Gottlieb elaborated on Twitter:

New technology such as genomic interrogation of human and food samples are enabling us to better identify outbreaks. The tools for doing more effective track and trace to isolate contaminated products and implement more targeted recalls need to catch up.

To put it in simpler terms (I was lost at genomic interrogation), agencies now have the ability to link illnesses in people to specific food sources. The CDC developed a national health network called PulseNet so that "labs around the country can collaborate with one another to analyze food-borne diseases and crack down on bad products more quickly," according to TheStreet.

The only problem? The FDA and CDC have yet to develop a system that can quickly link a contaminated food source to its distributor. This is an important part of the process because it can take weeks before the appropriate agencies track down the affected farm or factory.

Gottlieb took to Twitter on Nov. 23 to assure consumers that the FDA is working to improve its practices:

We’re working with growers and distributors on labeling produce for location and harvest date and possibly other ways of informing consumers that the product is ‘post-purge.' One goal we’re seeking is to make this type of labeling the new standard rather than a short-term fix; as a way to improve identification [sic] and traceability in the system.

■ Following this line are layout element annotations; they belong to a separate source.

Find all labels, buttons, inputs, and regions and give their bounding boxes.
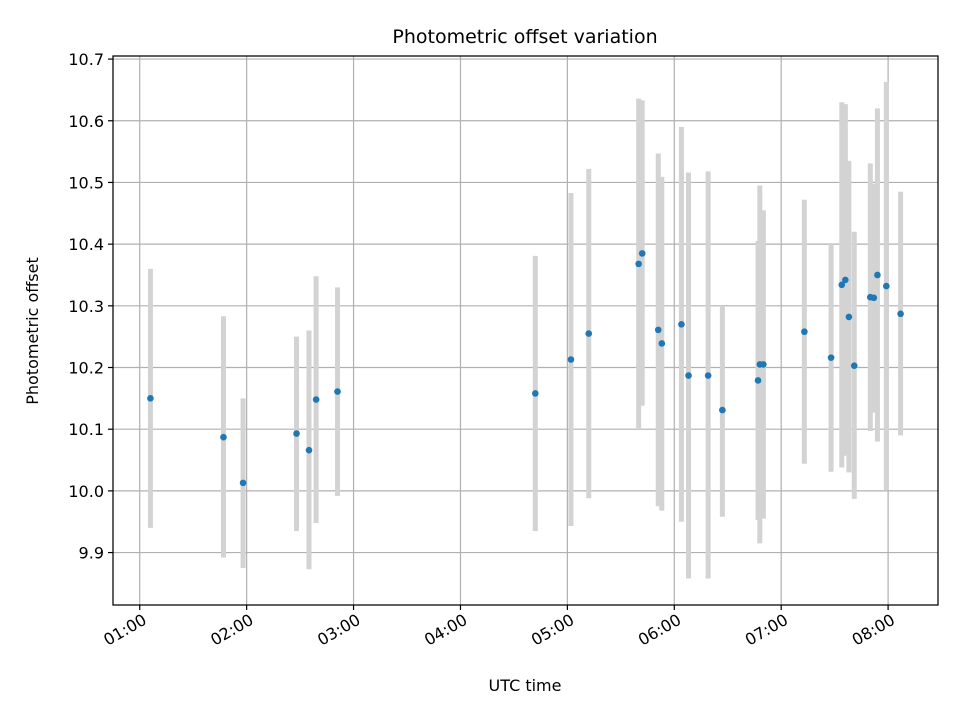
data-point	[293, 430, 300, 437]
chart-title: Photometric offset variation	[392, 26, 657, 48]
data-point	[897, 310, 904, 318]
data-point	[147, 395, 154, 402]
data-point	[827, 354, 835, 361]
data-point	[312, 396, 320, 403]
data-point	[801, 328, 808, 336]
data-point	[305, 446, 313, 454]
data-point	[845, 313, 853, 321]
y-tick-label: 10.1	[68, 420, 104, 439]
data-point	[850, 362, 858, 369]
data-point	[760, 361, 767, 368]
data-point	[532, 390, 539, 397]
plot-frame	[112, 55, 939, 606]
data-point	[638, 250, 646, 257]
data-point	[678, 321, 685, 328]
y-tick-label: 9.9	[79, 544, 104, 563]
y-tick-label: 10.5	[68, 173, 104, 192]
data-point	[883, 282, 890, 290]
data-point	[654, 326, 662, 334]
x-axis-label: UTC time	[489, 676, 562, 695]
y-tick-label: 10.3	[68, 297, 104, 316]
data-point	[220, 433, 227, 441]
data-point	[842, 276, 849, 284]
data-point	[754, 377, 762, 384]
data-point	[685, 372, 692, 379]
data-point	[567, 356, 575, 363]
data-point	[585, 330, 593, 337]
data-point	[635, 260, 642, 268]
data-point	[658, 340, 666, 347]
data-point	[874, 271, 881, 279]
y-tick-label: 10.6	[68, 112, 104, 131]
y-tick-label: 10.2	[68, 359, 104, 378]
data-point	[838, 281, 846, 289]
data-point	[719, 406, 726, 414]
data-point	[239, 479, 247, 487]
y-axis-ticks: 9.9 10.0 10.1 10.2 10.3 10.4 10.5 10.6 10.7	[68, 50, 113, 563]
y-tick-label: 10.7	[68, 50, 104, 69]
y-tick-label: 10.0	[68, 482, 104, 501]
data-point	[704, 372, 712, 379]
data-point	[870, 294, 878, 302]
grid	[113, 56, 938, 605]
data-points	[147, 250, 904, 487]
y-tick-label: 10.4	[68, 235, 104, 254]
data-point	[334, 388, 341, 395]
y-axis-label: Photometric offset	[23, 257, 42, 405]
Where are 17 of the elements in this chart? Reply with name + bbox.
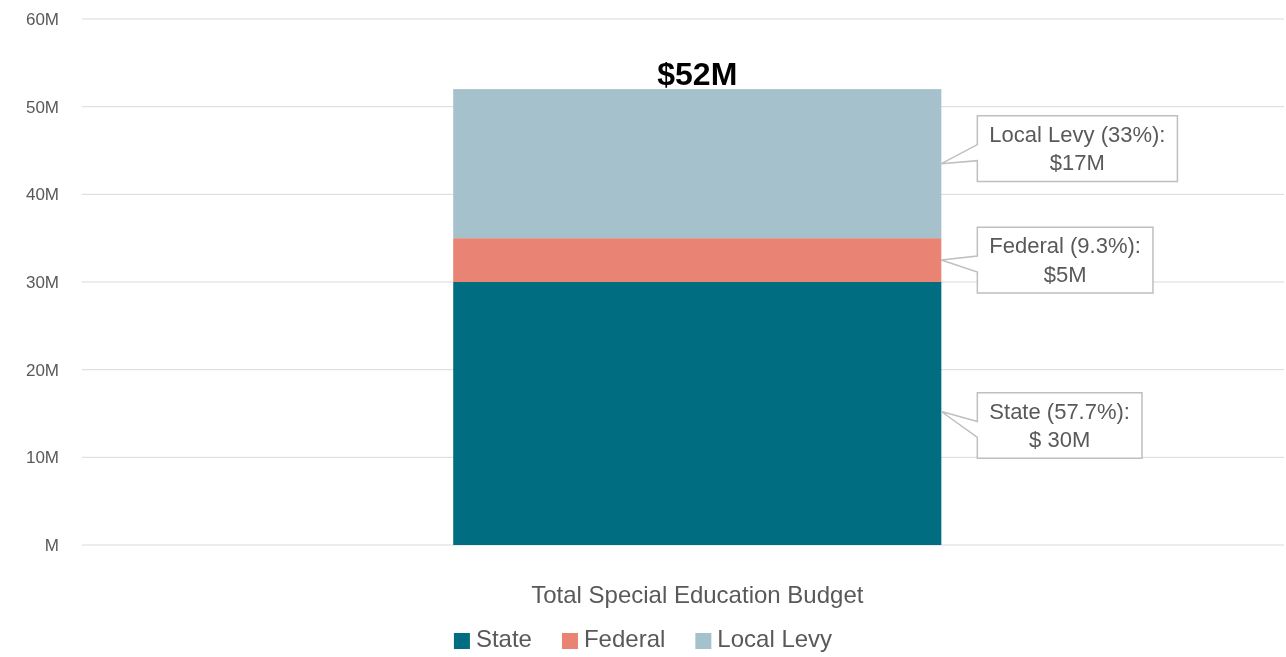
legend-label: Federal [583,625,666,652]
legend-label: State [475,625,532,652]
y-tick-label: M [44,535,59,555]
total-label: $52M [657,56,738,93]
y-tick-label: 50M [25,97,59,117]
bar [453,282,942,545]
y-tick-label: 40M [25,185,59,205]
y-tick-label: 30M [25,272,59,292]
legend-label: Local Levy [717,625,833,652]
annotation: Federal (9.3%): $5M [989,233,1141,287]
x-tick-label: Total Special Education Budget [531,581,864,609]
y-tick-label: 60M [25,9,59,29]
y-tick-label: 10M [25,448,59,468]
annotation: State (57.7%): $ 30M [989,398,1130,453]
annotation: Local Levy (33%): $17M [989,121,1166,176]
bar [453,89,942,239]
y-tick-label: 20M [25,360,59,380]
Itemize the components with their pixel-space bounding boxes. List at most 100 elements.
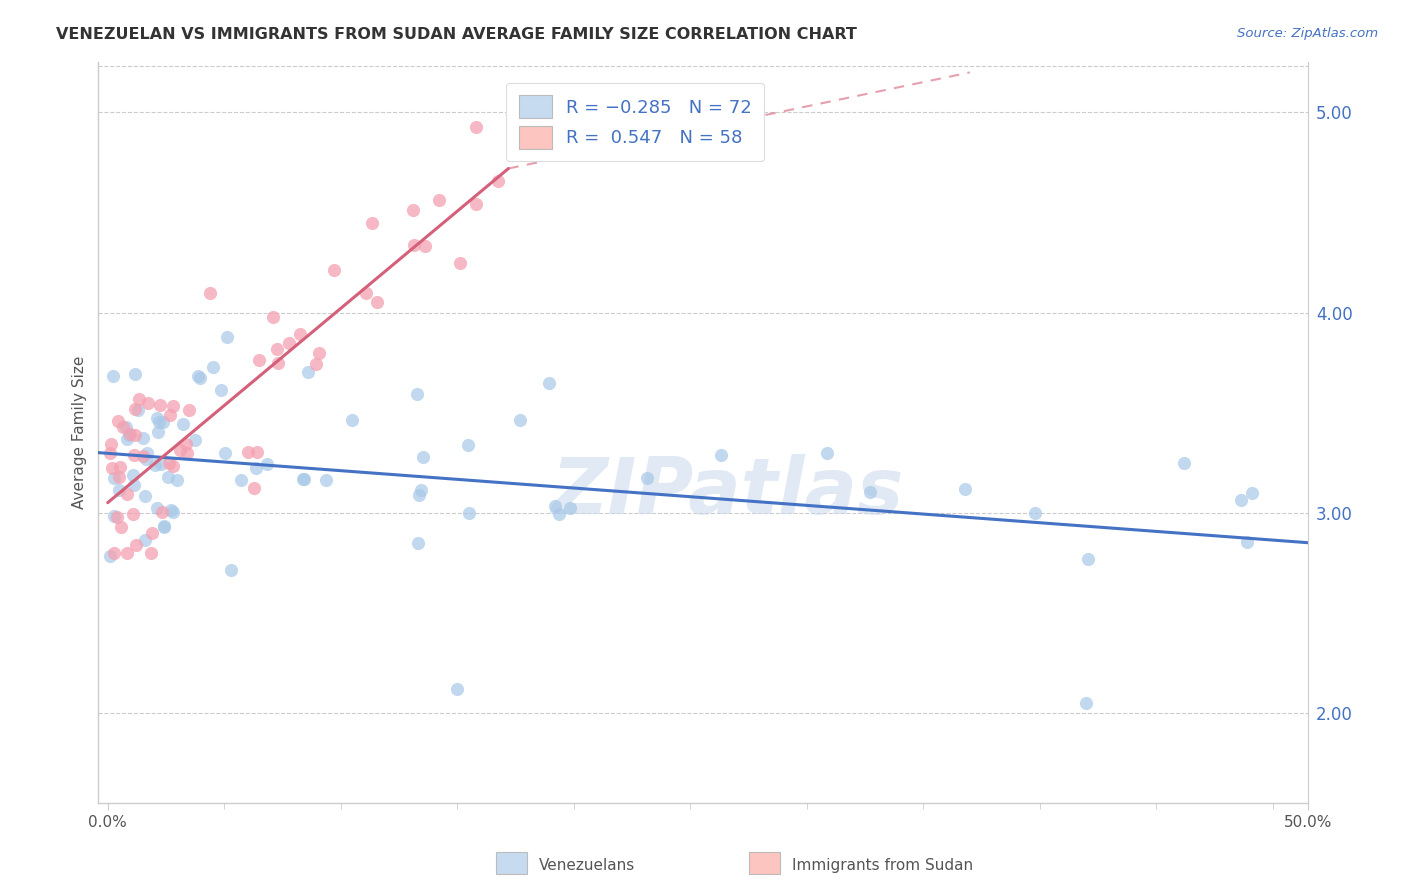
Point <box>110 520 132 534</box>
Point <box>537 376 560 391</box>
Point <box>132 431 155 445</box>
Point <box>292 471 315 485</box>
Point <box>176 445 198 459</box>
Point <box>153 519 176 533</box>
Point <box>246 445 269 459</box>
Point <box>1076 696 1098 710</box>
Point <box>214 446 236 460</box>
Point <box>98 549 121 564</box>
Point <box>548 507 571 521</box>
Point <box>146 411 169 425</box>
Point <box>292 473 315 487</box>
Point <box>103 546 125 560</box>
Point <box>157 470 180 484</box>
Point <box>247 352 270 367</box>
Point <box>108 460 131 475</box>
Point <box>108 469 131 483</box>
Point <box>402 202 425 217</box>
Point <box>1024 506 1046 520</box>
Point <box>360 216 382 230</box>
Point <box>150 505 173 519</box>
Point <box>315 473 337 487</box>
Point <box>117 432 139 446</box>
Text: Source: ZipAtlas.com: Source: ZipAtlas.com <box>1237 27 1378 40</box>
Text: Venezuelans: Venezuelans <box>538 858 634 872</box>
Point <box>322 263 344 277</box>
Point <box>162 505 184 519</box>
Point <box>131 449 153 463</box>
Point <box>457 506 479 520</box>
Point <box>115 546 138 560</box>
Point <box>415 239 437 253</box>
Point <box>135 452 157 467</box>
Point <box>229 473 252 487</box>
Point <box>103 369 125 384</box>
Y-axis label: Average Family Size: Average Family Size <box>72 356 87 509</box>
Point <box>184 433 207 447</box>
Text: Immigrants from Sudan: Immigrants from Sudan <box>792 858 973 872</box>
Point <box>135 446 157 460</box>
Point <box>457 438 479 452</box>
Point <box>209 384 232 398</box>
Point <box>408 488 430 502</box>
Point <box>166 473 188 487</box>
Point <box>157 456 180 470</box>
Point <box>465 197 488 211</box>
Point <box>103 470 125 484</box>
Point <box>118 427 141 442</box>
Point <box>139 546 162 560</box>
Point <box>124 428 146 442</box>
Point <box>636 471 658 485</box>
Point <box>427 193 450 207</box>
Point <box>305 357 328 371</box>
Point <box>464 120 486 134</box>
Point <box>174 436 197 450</box>
Point <box>219 563 242 577</box>
Point <box>1229 492 1251 507</box>
Point <box>172 417 194 431</box>
Point <box>354 285 377 300</box>
Point <box>122 507 145 521</box>
Point <box>412 450 434 465</box>
Point <box>122 477 145 491</box>
Legend: R = −0.285   N = 72, R =  0.547   N = 58: R = −0.285 N = 72, R = 0.547 N = 58 <box>506 83 765 161</box>
Point <box>177 402 200 417</box>
Point <box>217 329 239 343</box>
Point <box>117 487 139 501</box>
Point <box>1236 535 1258 549</box>
Point <box>486 174 509 188</box>
Point <box>105 510 128 524</box>
Point <box>815 446 838 460</box>
Point <box>118 426 141 441</box>
Point <box>134 490 156 504</box>
Point <box>124 367 146 381</box>
Point <box>122 448 145 462</box>
Point <box>201 360 224 375</box>
Point <box>146 500 169 515</box>
Point <box>169 443 191 458</box>
Point <box>449 256 471 270</box>
Point <box>101 460 124 475</box>
Point <box>108 483 131 498</box>
Point <box>124 402 146 417</box>
Point <box>187 368 209 383</box>
Point <box>1077 551 1099 566</box>
Point <box>128 392 150 406</box>
Point <box>513 95 536 110</box>
Point <box>148 415 170 429</box>
Point <box>262 310 284 325</box>
Point <box>509 413 531 427</box>
Point <box>1173 456 1195 470</box>
Point <box>149 457 172 471</box>
Point <box>159 409 181 423</box>
Point <box>149 399 172 413</box>
Point <box>342 413 364 427</box>
Point <box>955 482 977 496</box>
Point <box>190 371 212 385</box>
Text: VENEZUELAN VS IMMIGRANTS FROM SUDAN AVERAGE FAMILY SIZE CORRELATION CHART: VENEZUELAN VS IMMIGRANTS FROM SUDAN AVER… <box>56 27 858 42</box>
Point <box>162 459 184 474</box>
Point <box>100 437 122 451</box>
Point <box>141 526 163 541</box>
Point <box>162 400 184 414</box>
Point <box>308 346 330 360</box>
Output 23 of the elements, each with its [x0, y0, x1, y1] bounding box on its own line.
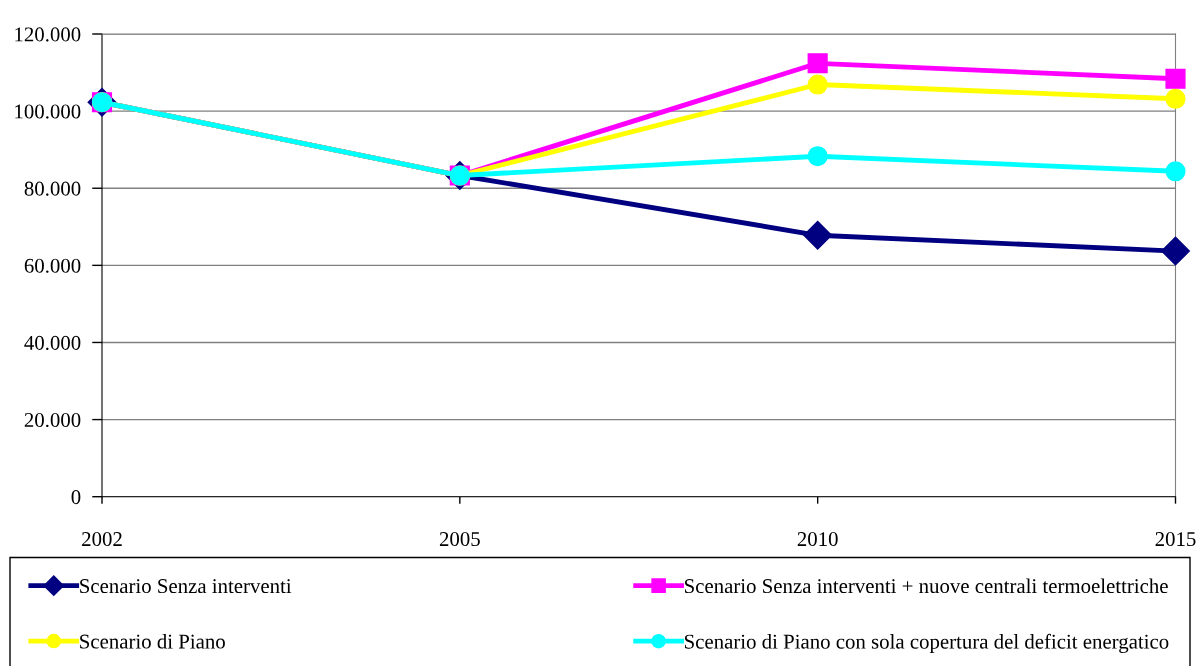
- point: [807, 146, 828, 167]
- point: [807, 53, 828, 74]
- y-tick-label: 80.000: [24, 181, 81, 196]
- point: [1165, 88, 1186, 109]
- y-tick-label: 40.000: [24, 335, 81, 350]
- point: [803, 220, 833, 250]
- legend-label: Scenario Senza interventi: [80, 579, 292, 594]
- point: [1165, 161, 1186, 182]
- y-tick-label: 0: [71, 490, 81, 505]
- x-tick-label: 2002: [82, 532, 122, 547]
- y-tick-label: 100.000: [15, 104, 81, 119]
- legend-label: Scenario di Piano con sola copertura del deficit energatico: [684, 633, 1169, 653]
- legend-label: Scenario di Piano: [80, 633, 225, 649]
- point: [1161, 236, 1190, 266]
- point: [807, 74, 828, 95]
- y-tick-label: 60.000: [24, 258, 81, 273]
- x-tick-label: 2010: [797, 532, 838, 547]
- y-tick-label: 20.000: [24, 412, 81, 428]
- legend-label: Scenario Senza interventi + nuove centrali termoelettriche: [684, 578, 1168, 594]
- x-tick-label: 2005: [439, 532, 480, 547]
- point: [1165, 68, 1186, 89]
- y-tick-label: 120.000: [15, 27, 81, 42]
- x-tick-label: 2015: [1155, 532, 1196, 547]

Another issue to look at? The increased demand for pre-made foods and pre-washed produces. These types of items visit a lot of places before hitting store shelves, which means there are more chances for contamination along the way.

Matthew Jon Stasiewicz, an assistant professor of applied food safety at the University of Illinois at Urbana-Champaign, explained to the Chicago Tribune:

Fifty years ago you would have gotten lettuce from a farmer in your state, now it’s coming from California and Arizona on a much larger scale. It’s not just coming from farther away, it’s coming from fewer and larger distributors. When you get food on a larger scale it’s not inherently any riskier, but if there’s a problem the potential harm is magnified.

Of course, the topic of food safety is a loaded one. There's no simple explanation to address the recent rash of recalls, but there are some plausible ideas. The most comforting one is that the FDA and CDC are working together to better detect contaminated food, which would explain the rise in recall cases.